This was the second hearing that has been held this year on the nation’s supply of helium, driven by the very real concern that a legislative mandate will worsen already significant supply and price fluctuations. In May, the Senate Committee on Energy and Natural Resources held a hearing on S. 2374, the Helium Stewardship Act of 2012. This 15-page bill, introduced by Senator Jeff Bingaman (D-NM) would require changes in the management of the nation’s federal helium reserve in Texas. Indicative of the interest there is in this problem are the nineteen Democratic and Republican senators, with a wide range of political philosophies, who have cosponsored this bill.

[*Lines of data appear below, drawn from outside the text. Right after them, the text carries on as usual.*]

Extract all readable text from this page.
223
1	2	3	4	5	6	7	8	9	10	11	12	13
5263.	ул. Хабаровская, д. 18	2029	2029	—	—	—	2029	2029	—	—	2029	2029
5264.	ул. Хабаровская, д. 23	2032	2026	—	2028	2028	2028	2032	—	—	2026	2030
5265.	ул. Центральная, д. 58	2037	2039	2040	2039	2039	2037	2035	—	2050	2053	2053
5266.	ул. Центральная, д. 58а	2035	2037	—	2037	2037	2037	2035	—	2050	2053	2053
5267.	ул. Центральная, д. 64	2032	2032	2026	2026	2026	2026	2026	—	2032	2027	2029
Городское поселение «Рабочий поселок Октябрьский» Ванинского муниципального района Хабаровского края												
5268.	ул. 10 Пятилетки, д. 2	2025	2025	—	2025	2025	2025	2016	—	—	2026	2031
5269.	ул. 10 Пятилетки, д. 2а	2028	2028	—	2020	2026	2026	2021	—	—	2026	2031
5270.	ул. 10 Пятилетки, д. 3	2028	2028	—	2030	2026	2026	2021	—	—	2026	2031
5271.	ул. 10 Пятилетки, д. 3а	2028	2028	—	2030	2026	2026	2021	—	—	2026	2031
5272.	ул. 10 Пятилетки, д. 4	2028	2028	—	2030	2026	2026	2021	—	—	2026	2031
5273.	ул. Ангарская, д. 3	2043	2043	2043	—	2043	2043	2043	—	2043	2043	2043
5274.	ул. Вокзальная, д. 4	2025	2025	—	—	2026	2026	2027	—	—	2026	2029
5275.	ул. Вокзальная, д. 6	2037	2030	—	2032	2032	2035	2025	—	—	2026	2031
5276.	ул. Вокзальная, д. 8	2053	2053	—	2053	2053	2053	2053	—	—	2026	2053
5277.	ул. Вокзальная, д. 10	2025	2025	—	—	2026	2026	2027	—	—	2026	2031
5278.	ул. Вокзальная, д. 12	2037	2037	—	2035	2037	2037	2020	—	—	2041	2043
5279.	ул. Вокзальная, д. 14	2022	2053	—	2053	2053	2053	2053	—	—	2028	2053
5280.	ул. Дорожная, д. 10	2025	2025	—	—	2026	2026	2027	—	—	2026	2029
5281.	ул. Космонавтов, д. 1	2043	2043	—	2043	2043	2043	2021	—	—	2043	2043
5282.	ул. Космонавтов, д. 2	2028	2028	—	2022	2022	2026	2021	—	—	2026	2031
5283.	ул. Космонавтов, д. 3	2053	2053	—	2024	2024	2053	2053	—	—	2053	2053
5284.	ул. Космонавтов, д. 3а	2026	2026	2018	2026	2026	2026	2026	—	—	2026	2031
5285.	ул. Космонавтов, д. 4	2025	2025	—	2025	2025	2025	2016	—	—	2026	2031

The July 20 House hearing demonstrated similar bipartisan concern. In his opening comments, Subcommittee Chairman Doug Lamborn (R-CO) spoke of the Bureau of Land Management’s (BLM) helium reserve and its impending closure, calling helium “vital to national security,” and warning of the “significant economic disruption” there will be to American manufacturers. Of note, he spoke of a global shortage of Helium-3. “The impending shortage of helium and H-3 could have disastrous consequences for U.S. industries that are dependent on helium to innovate, manufacture, and provide jobs for Americans,” Lamborn said. “Having identified these issues, the question is what is the solution? Clearly, Congress cannot simply allow this huge economic dislocation and national security threat, when action can be taken on alternatives. However, neither can Congress simply continue along in the process that has resulted in this critical juncture.”

The first witness was Timothy Spisak, an official of the BLM. He described the establishment of the Federal Helium Reserve, the world’s “only significant long-term storage facility for crude helium.” Starting in 1920, Congress passed a series of laws that manage this resource, the last of which mandates the sale of nearly all helium in the reserve by 2015 to repay an earlier debt incurred by the facility. Spisak estimates this debt will be repaid by March 2013. In concluding his testimony, Spisak told the subcommittee “The BLM welcomes further discussion about the Federal helium program and the BLM’s role in meeting future helium needs for the country, especially for Federal agencies that depend on helium for scientific research, aerospace projects, and defense purposes.”

One of those testifying was Professor N. Phuan Ong of the Physics Department of Princeton University. “Liquid helium is vitally important for the two largest subfields of physics, condensed-matter physics and high-energy physics,” he said. His condensed-matter group, one of seven to ten major liquid helium user research groups at Princeton, utilizes approximately 10,000 to 15,000 liters of liquid helium annually. About thirty other universities have similar needs, in addition to thirty universities with smaller requirements. The National High Magnetic Field Laboratories, Brookhaven National Laboratory, and Argonne National Laboratory have very large liquid helium requirements. For example, the National High Magnetic Field Laboratory in Florida uses 720,000 liters of liquid helium annually. “Liquid helium nurtures the health of this community” Ong told the subcommittee. This helium comes at a steep price. Ong estimates that a typical $100,000 yearly grant from the National Science Foundation might require $50,000 of liquid helium, which he characterized as an “absurd amount.”

While helium is a very common component of natural gas in many (but not all) locations, the economics of its extraction depends on its concentration. There was concern on both sides of the witness table that the United States could become dependent on foreign suppliers. In response to rising prices and shortages, helium users are moving toward recapture and recovery facilities which are both very technical and expensive. Ong described a $1.5 million, 90% recovery rate facility at Princeton that is expected to pay for itself in ten years. Holt complimented Ong on his “very telling testimony” and how important helium is to an “important segment of users.”

Holt and several other representatives are working on a draft helium bill that he hopes will have bipartisan support. “We face a difficult problem here because this is an unusual resource that is important in so many ways,” he said, “adding “we will wrestle with how to handle this.” In closing the hearing, Representative Glenn Thompson (R-PA) commented on the importance of helium, saying “This is about innovation.”